Vitamin K refers to a group of fat-soluble vitamins that play a role in blood clotting, bone metabolism, and regulating blood calcium levels. Deficiency is rare, but in severe cases, it can increase clotting time, leading to haemorrhage and excessive bleeding.
Without vitamin K, the body cannot produce prothrombin, a clotting factor that is necessary for blood clotting and bone metabolism.
The recommended adequate intake for vitamin K depends on age and gender. Women aged 19 years and over should consume 90 micrograms a day and men should have 120 micrograms.
Benefits of vitamin K
Vitamin K benefits the body in the various way:
Bone health: There appears to be a correlation between low intake of vitamin K and osteoporosis. Vitamin K supports the maintenance of strong bones, improves bone density and decreases the risk of fractures.
Cognitive health: Increased blood levels of vitamin K have been linked improved episodic memory in older adults. Healthy individuals over the age of 70 years with the highest blood levels of vitamin K1 had the highest verbal episodic memory performance.
Heart health: Vitamin K may help keep blood pressure lower by preventing mineralization where minerals builds up in the arteries. This enables the heart to pump blood freely through the body.

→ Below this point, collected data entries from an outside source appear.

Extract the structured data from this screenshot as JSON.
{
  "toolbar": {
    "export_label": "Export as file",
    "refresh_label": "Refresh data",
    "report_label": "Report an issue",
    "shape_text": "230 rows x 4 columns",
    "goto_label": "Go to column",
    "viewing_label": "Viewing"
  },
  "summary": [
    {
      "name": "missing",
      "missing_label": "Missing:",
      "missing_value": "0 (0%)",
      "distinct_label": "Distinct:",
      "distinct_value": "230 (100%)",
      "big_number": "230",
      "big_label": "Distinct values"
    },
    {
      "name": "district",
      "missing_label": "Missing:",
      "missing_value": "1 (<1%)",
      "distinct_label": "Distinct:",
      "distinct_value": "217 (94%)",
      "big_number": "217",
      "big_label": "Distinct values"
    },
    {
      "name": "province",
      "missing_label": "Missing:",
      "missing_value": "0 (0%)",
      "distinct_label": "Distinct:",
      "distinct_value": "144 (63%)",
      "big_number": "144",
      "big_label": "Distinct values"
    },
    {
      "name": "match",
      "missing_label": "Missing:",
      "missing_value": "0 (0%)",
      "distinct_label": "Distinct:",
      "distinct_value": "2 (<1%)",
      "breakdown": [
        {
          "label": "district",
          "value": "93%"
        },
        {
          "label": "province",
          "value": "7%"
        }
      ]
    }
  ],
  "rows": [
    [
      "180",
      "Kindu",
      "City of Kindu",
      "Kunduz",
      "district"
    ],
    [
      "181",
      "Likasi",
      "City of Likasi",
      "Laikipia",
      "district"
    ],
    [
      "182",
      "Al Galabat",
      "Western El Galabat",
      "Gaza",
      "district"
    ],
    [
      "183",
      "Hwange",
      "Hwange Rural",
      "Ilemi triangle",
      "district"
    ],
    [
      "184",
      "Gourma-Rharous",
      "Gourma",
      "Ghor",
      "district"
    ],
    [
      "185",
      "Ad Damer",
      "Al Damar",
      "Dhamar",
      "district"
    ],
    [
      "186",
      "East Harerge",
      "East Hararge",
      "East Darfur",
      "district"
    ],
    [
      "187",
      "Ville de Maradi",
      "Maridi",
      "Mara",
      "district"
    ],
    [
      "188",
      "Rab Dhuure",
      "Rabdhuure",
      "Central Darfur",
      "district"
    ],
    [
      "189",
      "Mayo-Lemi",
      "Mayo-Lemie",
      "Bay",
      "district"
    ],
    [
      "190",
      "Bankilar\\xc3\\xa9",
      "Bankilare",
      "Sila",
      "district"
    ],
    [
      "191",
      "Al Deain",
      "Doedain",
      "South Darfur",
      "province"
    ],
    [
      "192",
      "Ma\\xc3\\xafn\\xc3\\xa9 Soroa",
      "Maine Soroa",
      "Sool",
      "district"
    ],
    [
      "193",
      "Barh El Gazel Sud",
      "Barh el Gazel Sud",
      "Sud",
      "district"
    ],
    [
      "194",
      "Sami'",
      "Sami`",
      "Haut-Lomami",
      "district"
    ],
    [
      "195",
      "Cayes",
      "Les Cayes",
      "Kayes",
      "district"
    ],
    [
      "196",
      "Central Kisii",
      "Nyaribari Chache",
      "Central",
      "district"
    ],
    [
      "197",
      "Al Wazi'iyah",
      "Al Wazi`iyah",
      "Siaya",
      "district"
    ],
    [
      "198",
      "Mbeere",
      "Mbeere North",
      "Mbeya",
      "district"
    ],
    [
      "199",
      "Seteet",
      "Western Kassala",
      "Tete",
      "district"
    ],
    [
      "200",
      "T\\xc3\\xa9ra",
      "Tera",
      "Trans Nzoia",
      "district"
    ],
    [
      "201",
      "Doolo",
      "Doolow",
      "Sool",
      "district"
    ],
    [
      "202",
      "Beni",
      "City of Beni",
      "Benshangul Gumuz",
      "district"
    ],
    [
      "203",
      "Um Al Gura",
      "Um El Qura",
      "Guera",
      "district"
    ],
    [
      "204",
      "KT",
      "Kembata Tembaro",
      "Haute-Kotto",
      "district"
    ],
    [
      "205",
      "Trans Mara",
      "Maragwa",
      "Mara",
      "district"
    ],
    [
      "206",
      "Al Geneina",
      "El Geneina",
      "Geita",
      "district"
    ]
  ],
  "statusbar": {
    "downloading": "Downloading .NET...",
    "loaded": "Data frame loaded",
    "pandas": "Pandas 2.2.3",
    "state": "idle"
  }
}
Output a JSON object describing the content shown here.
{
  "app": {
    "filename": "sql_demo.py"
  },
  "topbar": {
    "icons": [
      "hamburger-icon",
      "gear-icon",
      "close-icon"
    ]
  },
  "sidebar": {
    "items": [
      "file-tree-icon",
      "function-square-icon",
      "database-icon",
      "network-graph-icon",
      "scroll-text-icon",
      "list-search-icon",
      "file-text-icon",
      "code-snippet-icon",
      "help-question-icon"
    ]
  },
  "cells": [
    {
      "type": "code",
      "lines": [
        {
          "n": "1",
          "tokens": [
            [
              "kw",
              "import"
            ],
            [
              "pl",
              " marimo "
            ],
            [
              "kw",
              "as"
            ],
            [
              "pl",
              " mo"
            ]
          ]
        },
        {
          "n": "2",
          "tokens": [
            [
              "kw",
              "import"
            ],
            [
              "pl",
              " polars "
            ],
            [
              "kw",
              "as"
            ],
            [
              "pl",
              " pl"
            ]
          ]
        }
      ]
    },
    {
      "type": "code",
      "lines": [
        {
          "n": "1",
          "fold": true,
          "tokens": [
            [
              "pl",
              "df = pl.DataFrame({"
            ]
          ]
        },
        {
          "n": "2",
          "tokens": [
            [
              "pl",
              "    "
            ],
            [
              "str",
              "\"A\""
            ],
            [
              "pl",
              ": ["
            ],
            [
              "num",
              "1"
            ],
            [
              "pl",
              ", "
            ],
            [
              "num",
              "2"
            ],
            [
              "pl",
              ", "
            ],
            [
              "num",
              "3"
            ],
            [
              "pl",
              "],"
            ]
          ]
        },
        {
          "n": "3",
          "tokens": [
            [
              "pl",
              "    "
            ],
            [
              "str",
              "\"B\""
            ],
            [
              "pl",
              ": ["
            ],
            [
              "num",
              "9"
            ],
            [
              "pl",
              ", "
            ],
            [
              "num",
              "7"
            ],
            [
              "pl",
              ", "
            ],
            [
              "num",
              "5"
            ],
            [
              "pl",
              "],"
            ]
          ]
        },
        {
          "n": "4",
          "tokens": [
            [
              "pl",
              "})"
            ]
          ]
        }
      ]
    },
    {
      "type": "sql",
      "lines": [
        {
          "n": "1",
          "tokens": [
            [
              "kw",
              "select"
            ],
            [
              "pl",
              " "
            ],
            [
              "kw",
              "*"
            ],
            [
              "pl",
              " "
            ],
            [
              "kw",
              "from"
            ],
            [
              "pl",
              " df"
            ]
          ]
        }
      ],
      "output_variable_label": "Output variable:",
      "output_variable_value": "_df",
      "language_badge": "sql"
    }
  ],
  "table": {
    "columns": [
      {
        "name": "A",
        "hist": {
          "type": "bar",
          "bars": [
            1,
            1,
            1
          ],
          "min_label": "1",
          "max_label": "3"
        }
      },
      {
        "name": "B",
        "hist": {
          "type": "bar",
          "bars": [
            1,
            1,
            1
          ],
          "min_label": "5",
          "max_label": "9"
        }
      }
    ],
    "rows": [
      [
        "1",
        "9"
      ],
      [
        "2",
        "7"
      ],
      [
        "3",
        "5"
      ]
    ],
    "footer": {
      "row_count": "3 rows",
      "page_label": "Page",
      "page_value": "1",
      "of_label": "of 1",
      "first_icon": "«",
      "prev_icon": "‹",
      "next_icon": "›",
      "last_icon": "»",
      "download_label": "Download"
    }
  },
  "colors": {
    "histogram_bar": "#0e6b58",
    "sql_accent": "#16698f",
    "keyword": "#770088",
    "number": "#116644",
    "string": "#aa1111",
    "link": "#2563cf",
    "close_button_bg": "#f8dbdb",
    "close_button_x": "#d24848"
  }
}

Adequate intake of vitamin K has also been shown to lower the risk of stroke.
Sources of vitamin K
Vitamin K1 occurs in high amounts in leafy green vegetables, such as kale and Swiss chard. Other sources include vegetable oils and some fruits.
Sources of menanoquines or K2 include meat, dairy products, eggs and Japanese ‘natto’ made from fermented soya beans.
Dietary fat enhances the absorption of vitamin K, so a salad of green leaves drizzled olive oil would both provide vitamin K and help the body absorb it.
But at the end of the day, speak to your doctor about your intake of vitamin K.
The best way to ensure the body has sufficient nutrients is to consume a balanced diet, with plenty of fruit and vegetables. Supplements should only be used in case of deficiency and then under medical supervision.
So vitamin K is very much needed in your body. Hope you enjoyed reading this article. This article is a complete guide to why vitamin K is important in our body.